II. – En conséquence, à la seconde alinéa 4, substituer aux mots : « dix premières années » les mots : « cinq premières années ».
III. – En conséquence, à la première phrase de l’alinéa 20, les mots : « et trois ans » sont supprimés et substituer aux mots : « les trois ans » les mots : « les ans ».
IV. – En conséquence, à la première phrase de l’alinéa 21, substituer aux mots : « des cinq premières années » les mots : « de la première année ».
V. – En conséquence, à la première phrase de l’alinéa 22, substituer aux mots : « dix premières années » les mots : « cinq premières années ».
VI. – En conséquence, à l’alinéa 23, substituer aux mots : « vingt années » les mots : « dix années ».
Cet amendement de repli du groupe LFI prévoit de réduire à dix ans la durée pendant laquelle le dispositif de « mesures compensatoires » prévu à l'article 12 peut s’appliquer.

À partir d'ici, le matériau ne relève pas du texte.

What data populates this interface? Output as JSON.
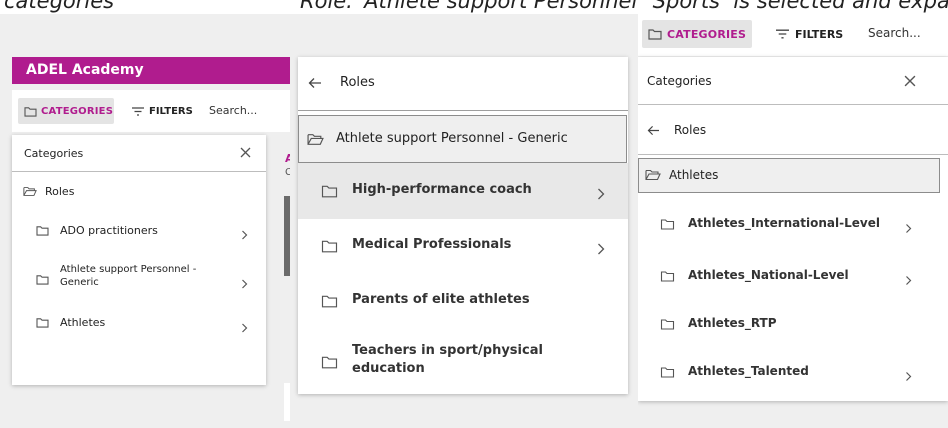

Ces mesures compensatoires visent à contraindre EDF à vendre une partie de sa production hydroélectrique à ses concurrents. Cela reviendrait à appliquer à l’hydroélectricité un mécanisme dont le principe est proche de celui de l’ARENH. Le passage au régime d’autorisation entrainerait donc bien une privatisation de l’électricité produite. Les concurrents d’EDF bénéficieraient alors d’une électricité préférentielle, avec « des caractéristiques de flexibilité supérieures aux produits de marché standards », et même parfois sans avoir à partager le risque avec l’exploitant hydroélectrique EDF, et pourrait même spéculer avec ces volumes sur les marchés.
Cet article prévoit la mise en place de ces mesures en espérant que le passage en régime d'autorisation puisse avoir une chance d’être accepté par la Commission européenne. Rien ne le garantit. En tout état de cause, la durée retenue dans la proposition de loi apparaît excessivement longue au regard des pratiques observées dans d’autres contentieux européens, réglés dans des délais plus courts.